Imelda Marcos — the widow of late Philippine dictator Ferdinand Marcos — was filmed hugging her son, Ferdinand “Bongbong” Marcos Jr., in footage that aired this 7 days with the obvious extensive-misplaced masterpiece “Reclining Girl VI” hanging on a wall driving them.
The bombshell in the qualifications was broadcast in a news segment by the area station Tv Patrol Tuesday soon after Marcos Jr. became the country’s future president in a landslide victory.
A former official for the country’s Presidential Commission on Superior Government — a job force made to recover the a person-time authoritarian family’s unwell-gotten wealth — mentioned the painting was 1 of roughly 160 pieces of art allegedly acquired illegally by the Marcos family for the duration of their far more than 20-calendar year reign.
The abstract painting — which depicts a lady lounging on a couch with a hand on her forehead — appeared in a 2019 documentary about the Marcos family, “The Kingmaker,” before it went missing as the task force hunted for it, mentioned former PCGG chairman Andy Bautista.

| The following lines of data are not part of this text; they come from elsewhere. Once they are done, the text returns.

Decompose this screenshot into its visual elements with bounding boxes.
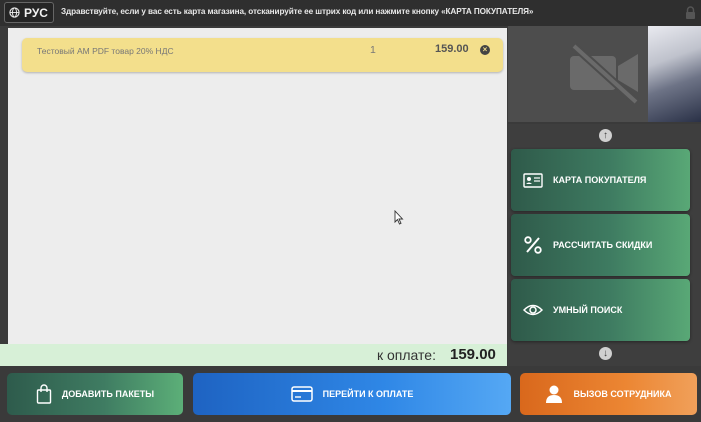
mouse-cursor-icon xyxy=(394,210,404,225)
camera-preview xyxy=(648,26,701,122)
cart-list: Тестовый АМ PDF товар 20% НДС 1 159.00 × xyxy=(8,28,507,344)
greeting-text: Здравствуйте, если у вас есть карта мага… xyxy=(61,7,534,16)
call-staff-label: ВЫЗОВ СОТРУДНИКА xyxy=(573,389,672,399)
globe-icon xyxy=(9,7,20,18)
id-card-icon xyxy=(523,172,543,188)
add-bags-button[interactable]: ДОБАВИТЬ ПАКЕТЫ xyxy=(7,373,183,415)
arrow-up-icon: ↑ xyxy=(603,130,608,141)
total-bar: к оплате: 159.00 xyxy=(0,344,507,366)
person-icon xyxy=(546,385,563,403)
remove-item-icon[interactable]: × xyxy=(480,45,490,55)
scroll-up-button[interactable]: ↑ xyxy=(599,129,612,142)
add-bags-label: ДОБАВИТЬ ПАКЕТЫ xyxy=(61,389,155,399)
smart-search-label: УМНЫЙ ПОИСК xyxy=(553,305,623,315)
camera-off-icon xyxy=(570,43,639,104)
language-label: РУС xyxy=(24,5,48,20)
language-button[interactable]: РУС xyxy=(4,2,54,23)
calculate-discounts-label: РАССЧИТАТЬ СКИДКИ xyxy=(553,240,653,250)
calculate-discounts-button[interactable]: РАССЧИТАТЬ СКИДКИ xyxy=(511,214,690,276)
item-price: 159.00 xyxy=(435,43,469,55)
camera-panel xyxy=(508,26,701,122)
percent-icon xyxy=(524,236,542,254)
go-to-payment-button[interactable]: ПЕРЕЙТИ К ОПЛАТЕ xyxy=(193,373,511,415)
customer-card-button[interactable]: КАРТА ПОКУПАТЕЛЯ xyxy=(511,149,690,211)
lock-icon[interactable] xyxy=(685,6,696,20)
total-value: 159.00 xyxy=(450,346,496,363)
bottom-bar: ДОБАВИТЬ ПАКЕТЫ ПЕРЕЙТИ К ОПЛАТЕ ВЫЗОВ С… xyxy=(0,366,701,422)
payment-card-icon xyxy=(290,386,313,402)
customer-card-label: КАРТА ПОКУПАТЕЛЯ xyxy=(553,175,647,185)
smart-search-button[interactable]: УМНЫЙ ПОИСК xyxy=(511,279,690,341)
item-name: Тестовый АМ PDF товар 20% НДС xyxy=(37,46,174,56)
total-label: к оплате: xyxy=(377,347,436,363)
sidebar: ↑ КАРТА ПОКУПАТЕЛЯ РАССЧИТАТЬ СКИДКИ УМН… xyxy=(508,124,701,366)
call-staff-button[interactable]: ВЫЗОВ СОТРУДНИКА xyxy=(520,373,697,415)
item-quantity: 1 xyxy=(370,44,376,56)
arrow-down-icon: ↓ xyxy=(603,348,608,359)
top-bar: РУС Здравствуйте, если у вас есть карта … xyxy=(0,0,701,26)
shopping-bag-icon xyxy=(36,384,52,404)
eye-icon xyxy=(523,304,543,316)
cart-item[interactable]: Тестовый АМ PDF товар 20% НДС 1 159.00 × xyxy=(22,38,503,72)
scroll-down-button[interactable]: ↓ xyxy=(599,347,612,360)
go-to-payment-label: ПЕРЕЙТИ К ОПЛАТЕ xyxy=(322,389,414,399)
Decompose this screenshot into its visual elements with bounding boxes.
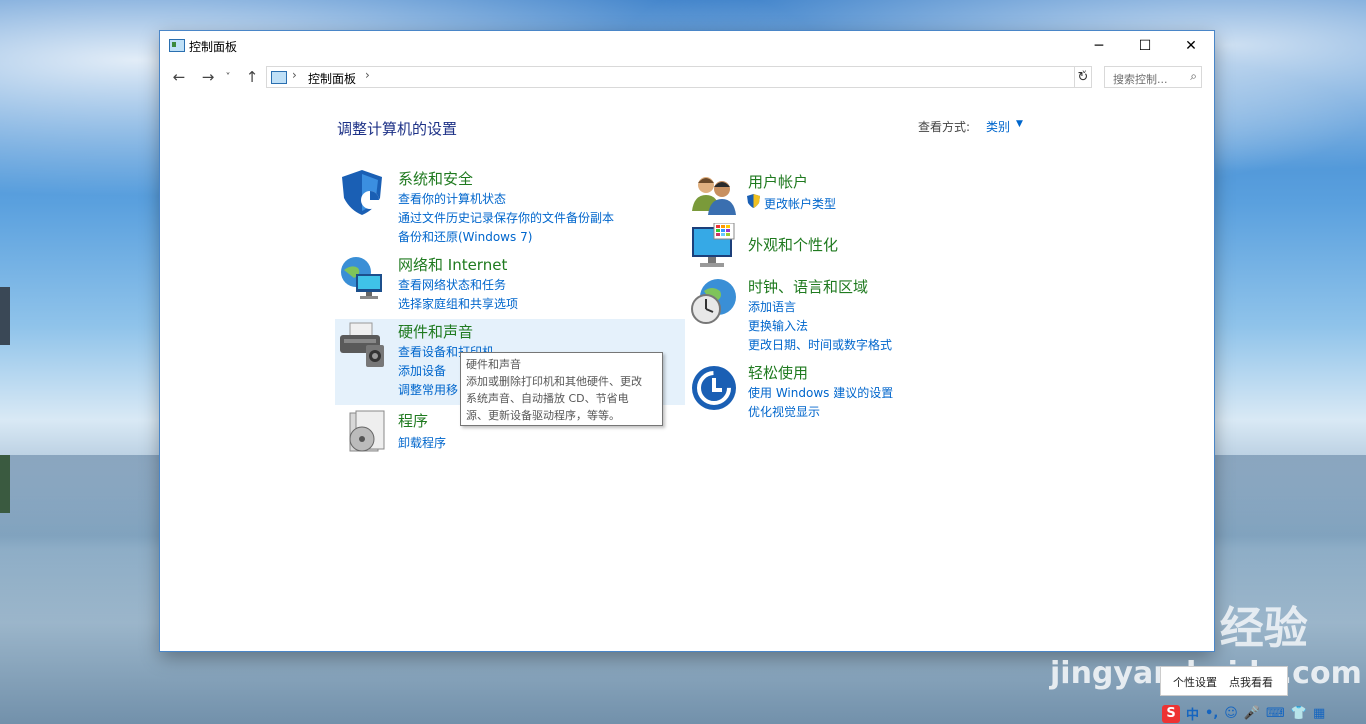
view-by-label: 查看方式: <box>918 120 971 134</box>
category-programs[interactable]: 程序 <box>398 410 428 431</box>
category-ease-of-access[interactable]: 轻松使用 <box>748 362 808 383</box>
baidu-watermark: Bai du 经验 <box>1048 603 1308 654</box>
link-homegroup[interactable]: 选择家庭组和共享选项 <box>398 295 518 312</box>
skin-icon[interactable]: 👕 <box>1291 706 1307 721</box>
link-uninstall-program[interactable]: 卸载程序 <box>398 434 446 451</box>
tooltip-line: 源、更新设备驱动程序，等等。 <box>466 409 620 422</box>
punctuation-icon[interactable]: •, <box>1205 706 1218 721</box>
link-file-history[interactable]: 通过文件历史记录保存你的文件备份副本 <box>398 209 614 226</box>
network-globe-icon[interactable] <box>338 254 386 302</box>
bubble-right-text[interactable]: 点我看看 <box>1229 674 1273 690</box>
sogou-logo-icon[interactable]: S <box>1162 704 1180 723</box>
search-icon[interactable]: ⌕ <box>1190 69 1197 84</box>
window-title: 控制面板 <box>189 40 238 54</box>
search-placeholder: 搜索控制... <box>1113 73 1168 86</box>
ime-toolbar: S 中 •, ☺ 🎤 ⌨ 👕 ▦ <box>1158 703 1366 724</box>
up-button[interactable]: ↑ <box>242 67 262 87</box>
tooltip-title: 硬件和声音 <box>466 358 521 371</box>
category-hardware-sound[interactable]: 硬件和声音 <box>398 321 473 342</box>
ease-of-access-icon[interactable] <box>690 364 738 412</box>
toolbox-icon[interactable]: ▦ <box>1313 706 1325 721</box>
clock-globe-icon[interactable] <box>690 277 738 325</box>
forward-button[interactable]: → <box>198 67 218 87</box>
category-appearance[interactable]: 外观和个性化 <box>748 234 838 255</box>
minimize-button[interactable]: ─ <box>1076 31 1122 61</box>
ime-tip-bubble[interactable]: 个性设置 点我看看 <box>1160 666 1288 696</box>
left-widget-2[interactable] <box>0 455 10 513</box>
page-title: 调整计算机的设置 <box>337 120 458 138</box>
category-system-security[interactable]: 系统和安全 <box>398 168 473 189</box>
microphone-icon[interactable]: 🎤 <box>1244 706 1260 721</box>
link-view-computer-status[interactable]: 查看你的计算机状态 <box>398 190 506 207</box>
link-change-date-time[interactable]: 更改日期、时间或数字格式 <box>748 336 892 353</box>
link-add-language[interactable]: 添加语言 <box>748 298 796 315</box>
category-clock-language[interactable]: 时钟、语言和区域 <box>748 276 868 297</box>
link-adjust-mobility[interactable]: 调整常用移 <box>398 381 458 398</box>
refresh-button[interactable]: ↻ <box>1074 66 1092 88</box>
users-icon[interactable] <box>690 171 738 219</box>
back-button[interactable]: ← <box>169 67 189 87</box>
security-shield-icon[interactable] <box>338 168 386 216</box>
printer-icon[interactable] <box>338 321 386 369</box>
view-by-dropdown[interactable]: 类别 <box>986 118 1010 135</box>
tooltip-line: 添加或删除打印机和其他硬件、更改 <box>466 375 642 388</box>
category-user-accounts[interactable]: 用户帐户 <box>748 171 808 192</box>
link-optimize-visual[interactable]: 优化视觉显示 <box>748 403 820 420</box>
breadcrumb-separator[interactable]: › <box>292 68 297 82</box>
maximize-button[interactable]: ☐ <box>1122 31 1168 61</box>
close-button[interactable]: ✕ <box>1168 31 1214 61</box>
monitor-appearance-icon[interactable] <box>690 223 738 271</box>
search-input[interactable]: 搜索控制... ⌕ <box>1104 66 1202 88</box>
keyboard-icon[interactable]: ⌨ <box>1266 706 1285 721</box>
link-change-input-method[interactable]: 更换输入法 <box>748 317 808 334</box>
control-panel-window: 控制面板 ─ ☐ ✕ ← → ˅ ↑ › 控制面板 › ˅ ↻ 搜索控制... … <box>160 31 1214 651</box>
hardware-tooltip: 硬件和声音 添加或删除打印机和其他硬件、更改 系统声音、自动播放 CD、节省电 … <box>460 352 663 426</box>
link-add-device[interactable]: 添加设备 <box>398 362 446 379</box>
tooltip-line: 系统声音、自动播放 CD、节省电 <box>466 392 629 405</box>
link-change-account-type[interactable]: 更改帐户类型 <box>764 195 836 212</box>
title-bar[interactable]: 控制面板 ─ ☐ ✕ <box>160 31 1214 61</box>
recent-locations-button[interactable]: ˅ <box>222 67 234 87</box>
uac-shield-icon <box>747 194 760 208</box>
navigation-bar: ← → ˅ ↑ › 控制面板 › ˅ ↻ 搜索控制... ⌕ <box>160 61 1214 93</box>
link-backup-restore[interactable]: 备份和还原(Windows 7) <box>398 228 532 245</box>
breadcrumb-separator[interactable]: › <box>365 68 370 82</box>
left-widget-1[interactable] <box>0 287 10 345</box>
emoji-icon[interactable]: ☺ <box>1224 706 1238 721</box>
ime-language-toggle[interactable]: 中 <box>1186 704 1199 723</box>
chevron-down-icon[interactable]: ▼ <box>1016 119 1023 129</box>
control-panel-icon <box>169 39 185 52</box>
category-network-internet[interactable]: 网络和 Internet <box>398 254 507 275</box>
breadcrumb-control-panel[interactable]: 控制面板 <box>308 70 356 87</box>
control-panel-icon <box>271 71 287 84</box>
programs-icon[interactable] <box>342 409 390 457</box>
link-network-status[interactable]: 查看网络状态和任务 <box>398 276 506 293</box>
bubble-left-text[interactable]: 个性设置 <box>1173 674 1217 690</box>
link-recommended-settings[interactable]: 使用 Windows 建议的设置 <box>748 384 893 401</box>
address-bar[interactable]: › 控制面板 › ˅ <box>266 66 1092 88</box>
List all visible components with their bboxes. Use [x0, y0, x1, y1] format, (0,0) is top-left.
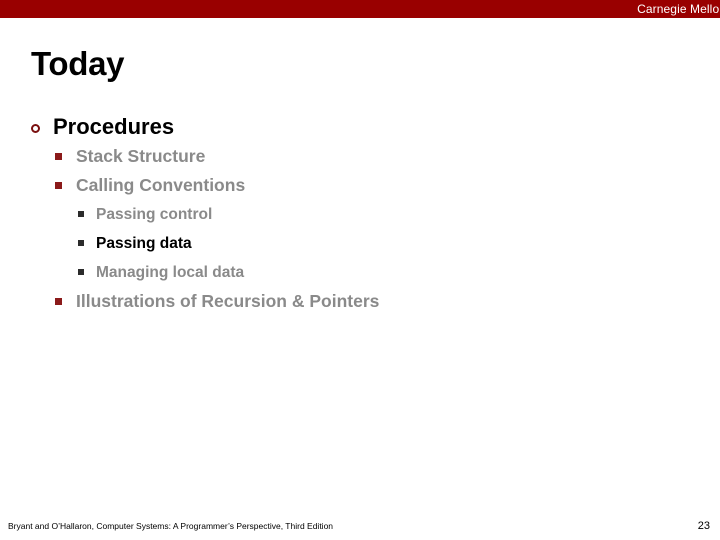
- list-item-label: Illustrations of Recursion & Pointers: [76, 291, 380, 311]
- list-item-label: Stack Structure: [76, 146, 206, 166]
- small-square-bullet-icon: [78, 264, 96, 282]
- header-bar: Carnegie Mellon: [0, 0, 720, 18]
- list-item-label: Procedures: [53, 114, 175, 139]
- small-square-bullet-icon: [78, 235, 96, 253]
- list-item-current: Passing data: [0, 229, 720, 258]
- footer-page-number: 23: [697, 520, 710, 532]
- square-bullet-icon: [55, 149, 76, 167]
- list-item: Calling Conventions: [0, 171, 720, 200]
- open-circle-bullet-icon: [31, 113, 53, 143]
- footer-citation: Bryant and O’Hallaron, Computer Systems:…: [8, 521, 334, 531]
- list-item: Procedures: [0, 112, 720, 142]
- small-square-bullet-icon: [78, 206, 96, 224]
- list-item-label: Calling Conventions: [76, 175, 246, 195]
- list-item: Illustrations of Recursion & Pointers: [0, 287, 720, 316]
- list-item: Managing local data: [0, 258, 720, 287]
- page-title: Today: [31, 45, 125, 82]
- brand-label: Carnegie Mellon: [637, 2, 720, 16]
- list-item: Passing control: [0, 200, 720, 229]
- list-item-label: Passing control: [96, 206, 213, 223]
- list-item-label: Passing data: [96, 235, 192, 252]
- square-bullet-icon: [55, 178, 76, 196]
- list-item-label: Managing local data: [96, 264, 245, 281]
- outline-list: Procedures Stack Structure Calling Conve…: [0, 112, 720, 316]
- square-bullet-icon: [55, 294, 76, 312]
- list-item: Stack Structure: [0, 142, 720, 171]
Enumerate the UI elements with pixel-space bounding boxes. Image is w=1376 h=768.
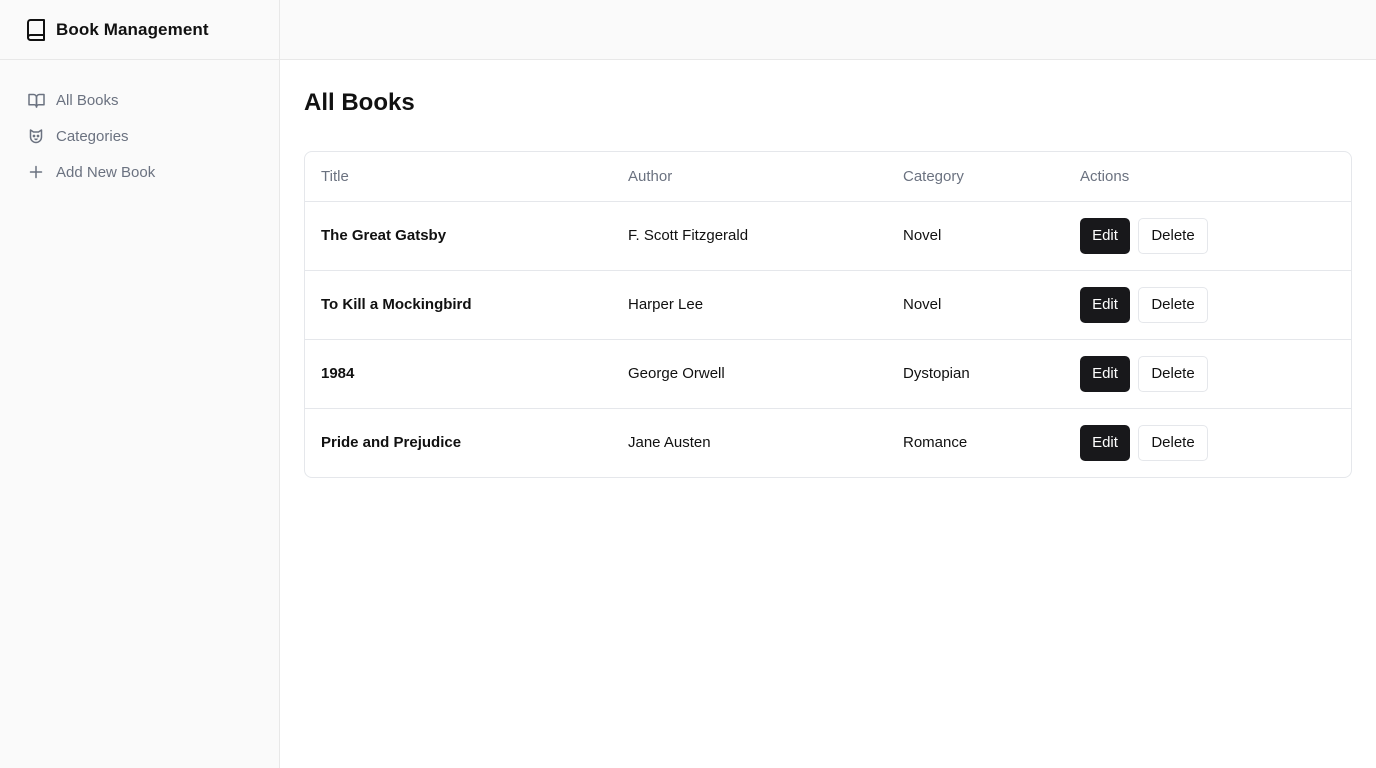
book-category: Novel [887,201,1064,271]
book-icon [26,18,46,41]
categories-icon [27,127,45,145]
row-actions: Edit Delete [1064,201,1351,271]
column-header-actions: Actions [1064,152,1351,202]
book-author: George Orwell [612,339,887,409]
book-category: Novel [887,270,1064,340]
delete-button[interactable]: Delete [1138,355,1208,392]
book-author: Jane Austen [628,434,711,452]
edit-button[interactable]: Edit [1080,217,1130,254]
plus-icon [27,163,45,181]
sidebar-item-label: Categories [56,127,129,145]
main-area: All Books Title Author Category Actions … [280,0,1376,768]
books-table-card: Title Author Category Actions The Great … [304,151,1352,478]
book-title: The Great Gatsby [305,201,612,271]
row-actions: Edit Delete [1064,339,1351,409]
row-actions: Edit Delete [1064,270,1351,340]
book-title: 1984 [305,339,612,409]
sidebar-item-label: All Books [56,91,119,109]
sidebar-item-all-books[interactable]: All Books [0,82,279,118]
edit-button[interactable]: Edit [1080,424,1130,461]
sidebar-nav: All Books Categories Add New Book [0,60,279,190]
book-author: Harper Lee [612,270,887,340]
books-table: Title Author Category Actions The Great … [305,152,1351,477]
top-bar [280,0,1376,60]
app-root: Book Management All Books Categories Add… [0,0,1376,768]
page-title: All Books [304,89,415,116]
delete-button[interactable]: Delete [1138,286,1208,323]
book-author: F. Scott Fitzgerald [612,201,887,271]
sidebar-item-add-new-book[interactable]: Add New Book [0,154,279,190]
book-open-icon [27,91,45,109]
table-row: Pride and Prejudice Jane Austen Romance … [305,408,1351,477]
sidebar-item-label: Add New Book [56,163,156,181]
table-row: 1984 George Orwell Dystopian Edit Delete [305,339,1351,409]
row-actions: Edit Delete [1064,408,1351,477]
column-header-author: Author [612,152,887,202]
delete-button[interactable]: Delete [1138,424,1208,461]
edit-button[interactable]: Edit [1080,286,1130,323]
sidebar-item-categories[interactable]: Categories [0,118,279,154]
column-header-title: Title [305,152,612,202]
column-header-category: Category [887,152,1064,202]
table-header-row: Title Author Category Actions [305,152,1351,202]
content: All Books Title Author Category Actions … [280,60,1376,478]
sidebar: Book Management All Books Categories Add… [0,0,280,768]
edit-button[interactable]: Edit [1080,355,1130,392]
book-category: Romance [903,434,968,452]
brand: Book Management [0,0,279,60]
book-category: Dystopian [887,339,1064,409]
table-row: The Great Gatsby F. Scott Fitzgerald Nov… [305,201,1351,271]
brand-title: Book Management [56,19,209,39]
table-row: To Kill a Mockingbird Harper Lee Novel E… [305,270,1351,340]
book-title: Pride and Prejudice [321,434,462,452]
delete-button[interactable]: Delete [1138,217,1208,254]
book-title: To Kill a Mockingbird [305,270,612,340]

“This painting was also captured in #TheKingmaker,” Bautista, who appeared in the documentary, tweeted.
It was not straight away confirmed that the painting — a single of eight targeted for seizure by the country’s anti-corruption authorities in 2014 — was reliable.
But in the documentary, the former initially lady flaunted the painting, along with other unusual antiquities and artworks in her assortment.
“[My husband] would say, ‘Imelda, I know how to earn money correctly, but you know how to shell out dollars appropriately simply because you invest in elegance,’” she claims in documentary — as the digital camera pans to the Picasso piece.
In the movie, Bautista then reveals that the PCGG had filed a motion to seize the Picasso portray and other assets.
Throughout his rule from 1965 to 1986, Marcos Sr. created spectacular human-rights abuses, such as the arrest, torture and killing of his opponent, and applying his electric power to seize as much as $10 billion in ill-gotten wealth.
Significantly of that wealth, such as hundreds of thousands of pounds well worth of art, has continue to not been recovered.